Landen met een hoog inkomen en hoger middeninkomen zullen de dekking van 70% waarschijnlijk overtreffen. Dat dankzij hun huidige vaccinatiegraad en een relatief stabiele toeleveringsketen. Omgekeerd hebben bijna alle landen in Afrika ten zuiden van de Sahara samen zo’n 1,3 miljard extra doses nodig om de doelstelling te halen. Dit gebied is de thuisbasis van alle landen (op drie na) met een laag inkomen, en het is momenteel de minst gevaccineerde regio ter wereld.

Welke hindernissen moeten we overwinnen?

De belangrijkste hindernissen zijn: aanbod en opschaalsnelheid.

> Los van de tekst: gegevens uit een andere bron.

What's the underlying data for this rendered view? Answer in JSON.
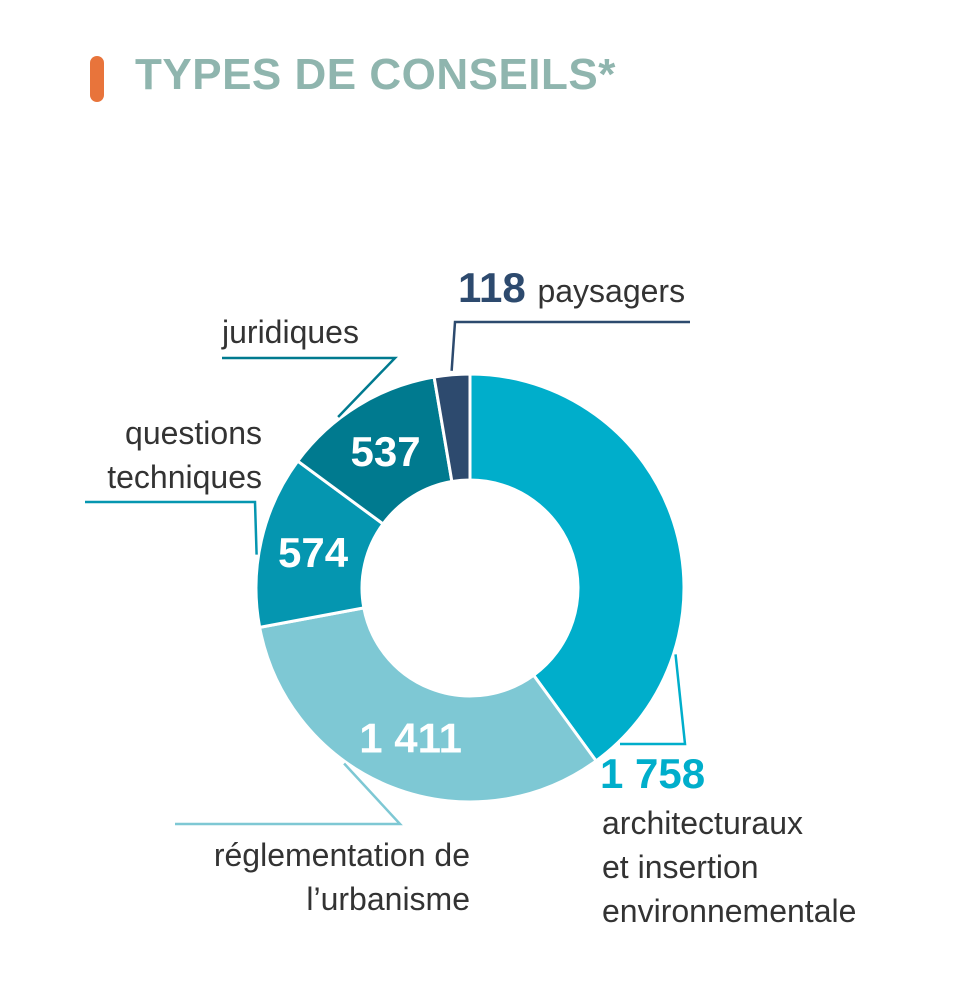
{
  "title": "TYPES DE CONSEILS*",
  "colors": {
    "accent_bar": "#e8743b",
    "title": "#8fb5ae",
    "text": "#333333"
  },
  "chart_data": {
    "type": "pie",
    "donut": true,
    "title": "TYPES DE CONSEILS*",
    "slices": [
      {
        "value": 1758,
        "value_label": "1 758",
        "label": "architecturaux et insertion environnementale",
        "label_lines": [
          "architecturaux",
          "et insertion",
          "environnementale"
        ],
        "color": "#00aecb"
      },
      {
        "value": 1411,
        "value_label": "1 411",
        "label": "réglementation de l’urbanisme",
        "label_lines": [
          "réglementation de",
          "l’urbanisme"
        ],
        "color": "#7ec8d4"
      },
      {
        "value": 574,
        "value_label": "574",
        "label": "questions techniques",
        "label_lines": [
          "questions",
          "techniques"
        ],
        "color": "#0596b0"
      },
      {
        "value": 537,
        "value_label": "537",
        "label": "juridiques",
        "label_lines": [
          "juridiques"
        ],
        "color": "#007a8f"
      },
      {
        "value": 118,
        "value_label": "118",
        "label": "paysagers",
        "label_lines": [
          "paysagers"
        ],
        "color": "#2d4a6e"
      }
    ]
  }
}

  1. In de meeste lage- en middeninkomenslanden blijft de belangrijkste hindernis het aanbod. Veel landen in deze inkomenscategorieën hebben nog altijd niet genoeg vaccins om aan de vraag te voldoen.
  2. In heel wat landen met een hoog en middeninkomen, is het aanbod relatief stabiel en verloopt de opschaling van vaccinaties vlotter. Alleen aarzeling en levering vertragen er de voortgang.

De toegang tot vaccins moet worden opgeschaald op die plaatsen waar de vraag naar COVID-19-vaccinatie nog altijd groot is. Zo behalen we het snelst de doelstelling van 70% in de lagere-inkomensgroepen. Het hamsteren van vaccins in landen met een hoger inkomen is inefficiënt en ineffectief. Net als inspanningen om twijfelende mensen te bereiken en voorbereidingen op eventuele boosterdoses. Landen met een hoog inkomen en hogere middeninkomens hebben tot nu toe meer dan 70% van de doses gekocht. Tegelijkertijd moet strategisch en gericht straathoekwerk op middellange termijn mensen blijven bereiken die wereldwijd nog twijfelen. Dat is de grootste hindernis in de laatste fase om de doelstelling van 70% te bereiken.

Aanbevelingen

De vaccinatie van 70% van de bevolking in alle inkomensgroepen vereist een aanpassing van de huidige aanpak. Het hamsteren van vaccins in rijke landen moet verschuiven naar opschaling van vaccinaties in landen en regio’s met een lage dekking. De G7-landen moeten de volgende stappen ondernemen om deze wereldwijde doelstelling te behalen:

  1. Deel vaccins sneller: ONE schat dat G7-landen op het einde van 2021 bijna 600 miljoen ongebruikte vaccins zullen hebben. Dat is voldoende om 50% van de bevolking in lage-inkomenslanden volledig te vaccineren. De G7-landen moeten deze vaccins zo snel mogelijk delen om overschot te vermijden. Zo kunnen landen met een laag inkomen hun gezondheidswerkers en de meest kwetsbaren in hun samenleving sneller beschermen.
  2. Stoppen met het monopoliseren van het aanbod: rijke landen en grote farmaceutische bedrijven moeten stoppen met de actief beperking van de toegang tot de vaccinmarkt. Zodat landen en internationale instanties zoals de AU (African Union) hun eigen vaccins eerlijk kunnen kopen. G7-landen moeten ervoor zorgen dat vaccinfabrikanten onmiddellijk prioriteit kunnen geven aan het nakomen van hun contracten met COVAX (COVID-19 Vaccines Global Access). De fabrikanten moeten ook regelmatige en duidelijke leveringsprognoses verstrekken, zodat alle landen hun vaccinatiecampagne beter kunnen plannen. G7-landen die grote hoeveelheden vaccins hebben besteld, moeten de vaccins die op korte termijn geleverd worden, verhandelen met COVAX. Zo kunnen ze sneller meer levens redden.
  3. Vergroot de transparantie: G7-landen moeten de vertrouwelijkheidsclausules in hun contracten vrijgeven, zodat we meer inzicht krijgen in wat er wordt geleverd. De farmaceutische bedrijven moeten vervolgens gegevens in real time verstrekken: de hoeveelheid vaccins die ze zullen produceren, waar de vaccins naartoe gaan, hun productiecapaciteit en de potentiële vereisten voor de koude keten. Dat zal landen helpen om beter en sneller vaccins in armen te krijgen.
  4. Volledige financiering van wereldwijde toegang tot vaccins, hulpmiddelen en behandelingen: de Access to COVID-19 Tools Accelerator (ACT-A) heeft voor 2021 een financieringstekort van 16,6 miljard dollar. G7-landen moeten dit financieringstekort in 2021 opvullen. Zo zijn alle landen in staat om COVID-19 het hoofd te bieden. Ook moeten de G7-landen beloven om hun eerlijke deel van de financieringsbehoefte van 2022 te betalen, voor de uitrol van opgeschaalde vaccinaties.